If you have no ISO on it, it doesn't hurt, but if you add it to your subject to be nice to RFC, then you get this surprise from OutLook. Bit if you don't add the ISOs, then iPhone email will not understand it(and attach files with names using such characters will not work on iPhones).
Limits in the context of Unicode multi-byte character capabilities
While RFC5322 defines a limit of 1000 (998 + CRLF) characters, it does so in the context of headers limited to ASCII characters only.
RFC 6532 explains how to handle multi-byte Unicode characters.
Section 3.4 ( Effects on Line Length Limits ) states:
Section 2.1.1 of [RFC5322] limits lines to 998 characters and
recommends that the lines be restricted to only 78 characters. This
specification changes the former limit to 998 octets. (Note that, in
ASCII, octets and characters are effectively the same, but this is
not true in UTF-8.) The 78-character limit remains defined in terms
of characters, not octets, since it is intended to address display
width issues, not line-length issues.
So for example, because you are limited to 998 octets, you can't have 998 smiley faces in your subject line as each emoji of this type is 4 octets.
Using PHP to demonstrate:
Run php -a for an interactive terminal.
// Multi-byte string length:
var_export(mb_strlen("\u{0001F602}",'UTF-8'));
// 1
// ASCII string length:
var_export(strlen("\u{0001F602}"));
// 4
// ASCII substring of four octet character:
var_export(substr("\u{0001F602}",0,4));
// '😂'
// ASCI substring of four octet character truncated to 3 octets, mutating character:
var_export(substr("\u{0001F602}",0,3));
// '▒'
I don't believe that there is a formal limit here, and I'm pretty sure there isn't any hard limit specified in the RFC either, as you found.

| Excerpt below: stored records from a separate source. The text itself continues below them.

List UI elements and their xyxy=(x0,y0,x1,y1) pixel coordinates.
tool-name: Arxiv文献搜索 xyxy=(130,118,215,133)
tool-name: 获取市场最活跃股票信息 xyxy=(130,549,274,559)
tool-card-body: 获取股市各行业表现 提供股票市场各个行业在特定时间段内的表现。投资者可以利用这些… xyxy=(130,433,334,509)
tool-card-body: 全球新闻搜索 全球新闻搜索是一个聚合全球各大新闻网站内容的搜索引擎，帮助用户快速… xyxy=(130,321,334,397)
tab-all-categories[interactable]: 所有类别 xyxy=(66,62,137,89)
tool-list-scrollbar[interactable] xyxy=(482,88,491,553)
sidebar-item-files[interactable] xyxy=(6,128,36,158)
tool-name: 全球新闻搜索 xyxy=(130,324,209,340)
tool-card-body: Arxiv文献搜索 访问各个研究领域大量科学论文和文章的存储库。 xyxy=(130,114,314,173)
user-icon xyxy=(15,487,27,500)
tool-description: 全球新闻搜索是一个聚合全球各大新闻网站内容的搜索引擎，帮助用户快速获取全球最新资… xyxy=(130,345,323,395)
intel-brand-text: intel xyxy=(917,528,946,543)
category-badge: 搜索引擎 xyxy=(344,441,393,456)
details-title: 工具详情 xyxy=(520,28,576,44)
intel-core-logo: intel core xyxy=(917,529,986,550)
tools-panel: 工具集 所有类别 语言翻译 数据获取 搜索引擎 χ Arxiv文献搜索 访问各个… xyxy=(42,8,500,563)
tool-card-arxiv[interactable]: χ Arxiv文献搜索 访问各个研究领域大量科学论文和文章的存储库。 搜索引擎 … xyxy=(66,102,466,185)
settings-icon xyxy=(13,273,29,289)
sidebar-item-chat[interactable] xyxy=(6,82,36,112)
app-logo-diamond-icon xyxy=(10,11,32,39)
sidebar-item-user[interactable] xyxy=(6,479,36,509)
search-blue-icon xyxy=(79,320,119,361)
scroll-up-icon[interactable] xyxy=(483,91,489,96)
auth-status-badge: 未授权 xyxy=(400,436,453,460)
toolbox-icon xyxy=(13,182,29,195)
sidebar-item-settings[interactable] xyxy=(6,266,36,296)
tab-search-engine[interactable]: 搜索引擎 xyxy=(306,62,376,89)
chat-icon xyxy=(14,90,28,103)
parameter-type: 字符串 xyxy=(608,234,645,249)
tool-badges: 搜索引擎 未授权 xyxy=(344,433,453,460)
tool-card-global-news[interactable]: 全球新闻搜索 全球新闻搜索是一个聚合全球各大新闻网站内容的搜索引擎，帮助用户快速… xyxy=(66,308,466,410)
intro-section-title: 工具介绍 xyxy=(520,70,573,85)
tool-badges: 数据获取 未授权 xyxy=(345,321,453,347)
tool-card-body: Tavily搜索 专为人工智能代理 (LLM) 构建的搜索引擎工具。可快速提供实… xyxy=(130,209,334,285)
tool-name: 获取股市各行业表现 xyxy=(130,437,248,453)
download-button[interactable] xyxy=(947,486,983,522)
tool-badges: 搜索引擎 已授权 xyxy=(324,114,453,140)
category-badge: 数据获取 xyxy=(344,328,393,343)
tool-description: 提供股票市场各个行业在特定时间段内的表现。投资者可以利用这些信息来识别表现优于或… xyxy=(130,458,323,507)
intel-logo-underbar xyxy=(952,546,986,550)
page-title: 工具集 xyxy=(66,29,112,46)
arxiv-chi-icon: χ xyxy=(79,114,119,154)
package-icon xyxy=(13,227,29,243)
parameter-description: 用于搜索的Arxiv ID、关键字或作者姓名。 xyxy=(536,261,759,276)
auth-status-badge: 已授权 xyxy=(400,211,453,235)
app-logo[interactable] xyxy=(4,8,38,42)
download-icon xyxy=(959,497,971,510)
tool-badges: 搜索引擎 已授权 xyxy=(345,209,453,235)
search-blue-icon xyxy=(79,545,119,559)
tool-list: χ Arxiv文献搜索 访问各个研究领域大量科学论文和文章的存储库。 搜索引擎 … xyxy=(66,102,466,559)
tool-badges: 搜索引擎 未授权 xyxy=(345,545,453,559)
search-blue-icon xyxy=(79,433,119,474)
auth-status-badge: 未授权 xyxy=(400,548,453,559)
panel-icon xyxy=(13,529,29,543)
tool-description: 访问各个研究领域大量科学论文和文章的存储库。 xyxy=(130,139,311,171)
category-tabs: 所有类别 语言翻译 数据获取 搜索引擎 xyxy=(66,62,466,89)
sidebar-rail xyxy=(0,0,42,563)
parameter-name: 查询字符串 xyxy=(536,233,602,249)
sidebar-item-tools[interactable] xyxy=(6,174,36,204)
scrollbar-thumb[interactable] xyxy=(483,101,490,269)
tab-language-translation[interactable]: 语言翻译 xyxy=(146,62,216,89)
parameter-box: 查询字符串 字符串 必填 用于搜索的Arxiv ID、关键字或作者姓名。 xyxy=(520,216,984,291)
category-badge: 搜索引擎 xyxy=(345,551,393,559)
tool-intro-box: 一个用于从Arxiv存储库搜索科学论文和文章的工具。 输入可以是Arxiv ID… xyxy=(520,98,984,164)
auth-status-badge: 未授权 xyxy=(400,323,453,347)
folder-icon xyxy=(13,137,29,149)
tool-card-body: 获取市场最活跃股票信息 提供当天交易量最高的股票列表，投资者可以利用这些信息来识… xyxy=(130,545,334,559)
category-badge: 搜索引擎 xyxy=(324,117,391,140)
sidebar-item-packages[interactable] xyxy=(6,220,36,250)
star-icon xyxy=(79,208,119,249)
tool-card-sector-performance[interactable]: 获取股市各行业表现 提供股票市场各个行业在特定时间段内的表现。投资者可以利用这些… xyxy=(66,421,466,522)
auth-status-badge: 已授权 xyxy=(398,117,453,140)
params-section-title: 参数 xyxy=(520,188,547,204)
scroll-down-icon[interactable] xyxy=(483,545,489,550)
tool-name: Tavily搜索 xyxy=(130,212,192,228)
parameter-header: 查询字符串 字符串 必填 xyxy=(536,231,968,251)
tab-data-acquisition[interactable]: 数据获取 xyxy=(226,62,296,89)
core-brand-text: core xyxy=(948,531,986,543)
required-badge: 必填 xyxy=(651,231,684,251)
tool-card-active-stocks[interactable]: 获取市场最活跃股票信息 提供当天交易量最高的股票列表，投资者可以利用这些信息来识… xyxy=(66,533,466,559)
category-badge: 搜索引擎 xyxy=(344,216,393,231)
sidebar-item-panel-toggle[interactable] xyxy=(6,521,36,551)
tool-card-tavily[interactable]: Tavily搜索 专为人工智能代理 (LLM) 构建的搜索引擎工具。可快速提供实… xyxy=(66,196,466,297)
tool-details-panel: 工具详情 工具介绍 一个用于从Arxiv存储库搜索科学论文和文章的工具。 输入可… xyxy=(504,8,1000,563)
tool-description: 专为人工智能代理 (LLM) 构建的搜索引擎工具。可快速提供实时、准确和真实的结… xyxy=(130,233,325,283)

I think that some pretty common limitations for subject lines in general (not just e-mail) are:
80 Characters
128 Characters
256 Characters
Obviously, you want to come up with something that is reasonable. If you're writing an e-mail client, you may want to go with something like 256 characters, and obviously test thoroughly against big commercial servers out there to make sure they serve your mail correctly.
Hope this helps!
What's important is which mechanism you are using the send the email. Most modern libraries (i.e. System.Net.Mail) will hide the folding from you. You just put a very long email subject line in without (CR,LF,HTAB). If you start trying to do your own folding all bets are off. It will start reporting errors. So if you are having this issue just filter out the CR,LF,HTAB and let the library do the work for you. You can usually also set the encoding text type as a separate field. No need for iso encoding in the subject line.